Nachdem vergangenes Jahr auf zwei Männer in Ludwigsburg geschossen wurde, kam es nun zu einer Festnahme in der Türkei. Der Auftraggeber ist Teil eines kriminellen Netzwerks.
Ein Jahr nachdem mit Schüssen in der Ludwigsburger Oststadt die gewalttätige Auseinandersetzung zwischen zwei konkurrierenden Security-Firmen begann, wurde in der Türkei ein mutmaßlicher Drahtzieher festgenommen. Er galt als eine der meistgesuchten Personen Europas.
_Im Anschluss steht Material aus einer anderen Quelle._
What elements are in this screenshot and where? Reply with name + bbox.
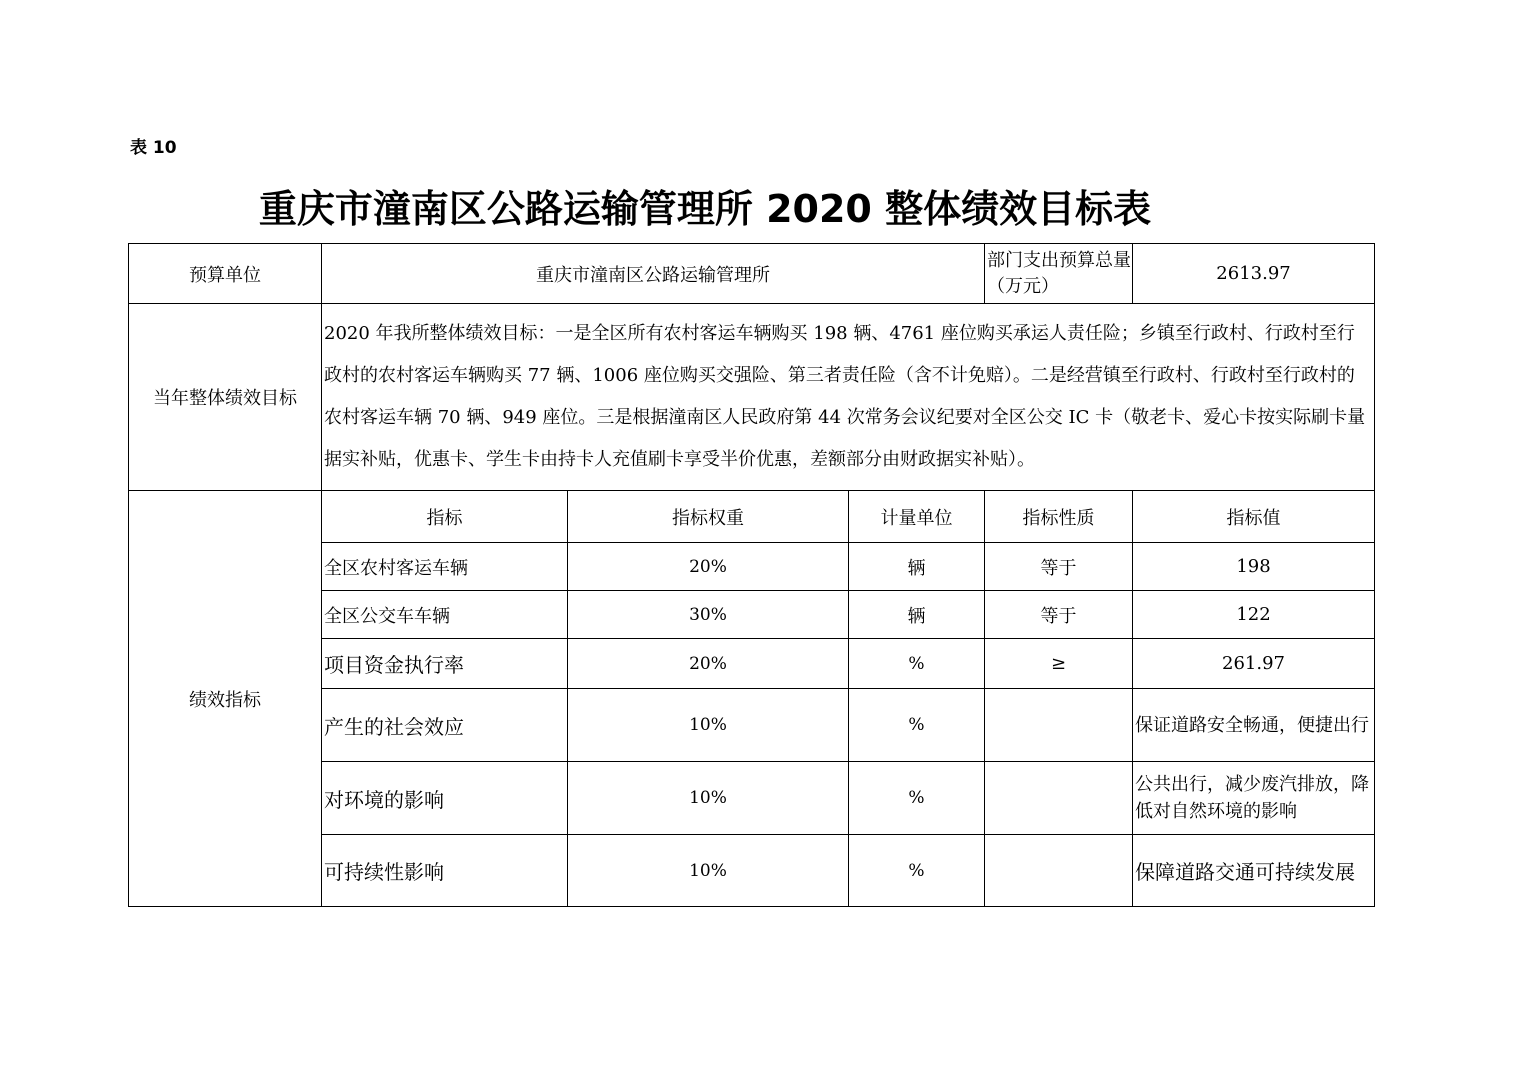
indicator-nature — [985, 689, 1133, 762]
annual-goal-label: 当年整体绩效目标 — [129, 304, 322, 491]
table-number: 表 10 — [130, 138, 177, 158]
indicator-weight: 30% — [568, 591, 849, 639]
indicator-value: 198 — [1133, 543, 1375, 591]
budget-row — [129, 244, 1375, 304]
header-value: 指标值 — [1133, 491, 1375, 543]
indicator-value: 保障道路交通可持续发展 — [1133, 835, 1375, 907]
header-unit: 计量单位 — [849, 491, 985, 543]
indicator-value: 公共出行，减少废汽排放，降低对自然环境的影响 — [1133, 762, 1375, 835]
indicators-label: 绩效指标 — [129, 491, 322, 907]
indicator-name: 全区农村客运车辆 — [322, 543, 568, 591]
indicator-header-row — [129, 491, 1375, 543]
indicator-unit: 辆 — [849, 543, 985, 591]
budget-total-label: 部门支出预算总量（万元） — [985, 244, 1133, 304]
indicator-unit: % — [849, 639, 985, 689]
page-title: 重庆市潼南区公路运输管理所 2020 整体绩效目标表 — [258, 187, 1152, 231]
indicator-weight: 10% — [568, 835, 849, 907]
indicator-nature: 等于 — [985, 591, 1133, 639]
indicator-name: 项目资金执行率 — [322, 639, 568, 689]
indicator-value: 122 — [1133, 591, 1375, 639]
indicator-weight: 20% — [568, 639, 849, 689]
indicator-weight: 20% — [568, 543, 849, 591]
indicator-name: 可持续性影响 — [322, 835, 568, 907]
indicator-unit: % — [849, 835, 985, 907]
performance-table — [128, 243, 1375, 907]
budget-unit-label: 预算单位 — [129, 244, 322, 304]
header-weight: 指标权重 — [568, 491, 849, 543]
indicator-weight: 10% — [568, 762, 849, 835]
budget-total-value: 2613.97 — [1133, 244, 1375, 304]
indicator-nature: ≥ — [985, 639, 1133, 689]
indicator-unit: 辆 — [849, 591, 985, 639]
indicator-unit: % — [849, 689, 985, 762]
annual-goal-text: 2020 年我所整体绩效目标：一是全区所有农村客运车辆购买 198 辆、4761 座位购买承运人责任险；乡镇至行政村、行政村至行政村的农村客运车辆购买 77 辆、1006 座位购买交强险、第三者责任险（含不计免赔）。二是经营镇至行政村、行政村至行政村的农村客运车辆 70 辆、949 座位。三是根据潼南区人民政府第 44 次常务会议纪要对全区公交 IC 卡（敬老卡、爱心卡按实际刷卡量据实补贴，优惠卡、学生卡由持卡人充值刷卡享受半价优惠，差额部分由财政据实补贴）。 — [322, 304, 1375, 491]
indicator-nature: 等于 — [985, 543, 1133, 591]
indicator-weight: 10% — [568, 689, 849, 762]
indicator-value: 保证道路安全畅通，便捷出行 — [1133, 689, 1375, 762]
indicator-name: 全区公交车车辆 — [322, 591, 568, 639]
annual-goal-row — [129, 304, 1375, 491]
indicator-name: 产生的社会效应 — [322, 689, 568, 762]
budget-unit-value: 重庆市潼南区公路运输管理所 — [322, 244, 985, 304]
indicator-unit: % — [849, 762, 985, 835]
indicator-nature — [985, 762, 1133, 835]
header-nature: 指标性质 — [985, 491, 1133, 543]
indicator-nature — [985, 835, 1133, 907]
indicator-value: 261.97 — [1133, 639, 1375, 689]
header-indicator: 指标 — [322, 491, 568, 543]
indicator-name: 对环境的影响 — [322, 762, 568, 835]
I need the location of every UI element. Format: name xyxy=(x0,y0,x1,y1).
Ende Juli 2025 hatten mehrere Anwohner in der Ludwigsburger Oststadt spät abends die Polizei alarmiert, nachdem sie Schüsse in der Nachbarschaft gehört hatten. Dabei wurde mehrfach auf zwei Männer, 39 und 40 Jahre alt, geschossen, die Projektile trafen jedoch lediglich einen geparkten Mercedes. Eine Fahndung mit Polizeihubschrauber führte zu keinem Ergebnis. Die Kriminalpolizei stufte die Schussabgabe als versuchten Mord in zwei Fällen ein.
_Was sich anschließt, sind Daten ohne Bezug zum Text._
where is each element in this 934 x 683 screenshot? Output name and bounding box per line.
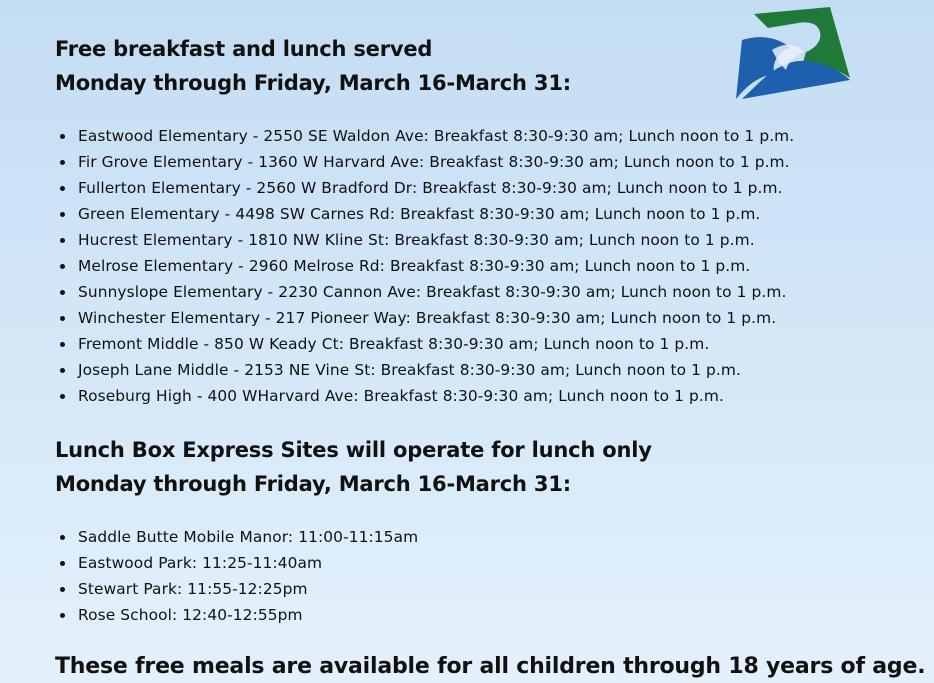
section2-heading-line2: Monday through Friday, March 16-March 31: <box>55 472 571 496</box>
list-item: Melrose Elementary - 2960 Melrose Rd: Breakfast 8:30-9:30 am; Lunch noon to 1 p.m. <box>58 253 794 279</box>
section1-heading-line1: Free breakfast and lunch served <box>55 37 433 61</box>
list-item: Green Elementary - 4498 SW Carnes Rd: Breakfast 8:30-9:30 am; Lunch noon to 1 p.m. <box>58 201 794 227</box>
list-item: Rose School: 12:40-12:55pm <box>58 602 418 628</box>
section2-heading-line1: Lunch Box Express Sites will operate for lunch only <box>55 438 652 462</box>
list-item: Fremont Middle - 850 W Keady Ct: Breakfast 8:30-9:30 am; Lunch noon to 1 p.m. <box>58 331 794 357</box>
section1-heading-line2: Monday through Friday, March 16-March 31: <box>55 71 571 95</box>
list-item: Eastwood Elementary - 2550 SE Waldon Ave: Breakfast 8:30-9:30 am; Lunch noon to 1 p.m. <box>58 123 794 149</box>
lunch-box-express-site-list <box>58 524 418 628</box>
list-item: Saddle Butte Mobile Manor: 11:00-11:15am <box>58 524 418 550</box>
list-item: Stewart Park: 11:55-12:25pm <box>58 576 418 602</box>
list-item: Fir Grove Elementary - 1360 W Harvard Ave: Breakfast 8:30-9:30 am; Lunch noon to 1 p.m. <box>58 149 794 175</box>
list-item: Winchester Elementary - 217 Pioneer Way: Breakfast 8:30-9:30 am; Lunch noon to 1 p.m. <box>58 305 794 331</box>
breakfast-lunch-site-list <box>58 123 794 409</box>
eligibility-note: These free meals are available for all children through 18 years of age. <box>55 654 926 679</box>
section1-heading <box>55 32 571 100</box>
list-item: Fullerton Elementary - 2560 W Bradford Dr: Breakfast 8:30-9:30 am; Lunch noon to 1 p.m. <box>58 175 794 201</box>
list-item: Sunnyslope Elementary - 2230 Cannon Ave: Breakfast 8:30-9:30 am; Lunch noon to 1 p.m. <box>58 279 794 305</box>
list-item: Roseburg High - 400 WHarvard Ave: Breakfast 8:30-9:30 am; Lunch noon to 1 p.m. <box>58 383 794 409</box>
list-item: Hucrest Elementary - 1810 NW Kline St: Breakfast 8:30-9:30 am; Lunch noon to 1 p.m. <box>58 227 794 253</box>
district-logo <box>732 4 852 102</box>
section2-heading <box>55 433 652 501</box>
list-item: Joseph Lane Middle - 2153 NE Vine St: Breakfast 8:30-9:30 am; Lunch noon to 1 p.m. <box>58 357 794 383</box>
list-item: Eastwood Park: 11:25-11:40am <box>58 550 418 576</box>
Eine der meistgesuchten Personen Europas
In den Fokus der Ermittlungen war bald ein 29 Jahre alter Mann geraten. Er wird verdächtigt, der Anstifter des versuchten Mords in der Ludwigsburger Oststadt gewesen zu sein. Anfang dieses Monats nahmen die türkischen Behörden den Tatverdächtigen in der Türkei fest. Gegen ihn lag ein internationaler Haftbefehl vor, der vorab von der Staatsanwaltschaft Stuttgart beantragt und durch das Amtsgericht Stuttgart erlassen worden war.
Laut Polizei soll der 29-jährige türkische Tatverdächtige eine der Schlüsselfiguren der von Europol geführten Operational Taskforce GRIMM sein. Als eine der meistgesuchten Personen Europas wurde öffentlich nach ihm gefahndet.
Die Taskforce Grimm bringt Strafverfolgungsbehörden aus Belgien, Dänemark, Finnland, Frankreich, Island, den Niederlanden, Norwegen, Schweden, Spanien, dem Vereinigten Königreich und Deutschland zusammen. Sie fahnden nach Personen, die gezielt junge Menschen ansprechen und rekrutieren, um eine breite Palette von Straftaten zu begehen, von Drogenhandel und Cyberangriffen bis hin zu Online-Betrug und gewaltsamer Erpressung.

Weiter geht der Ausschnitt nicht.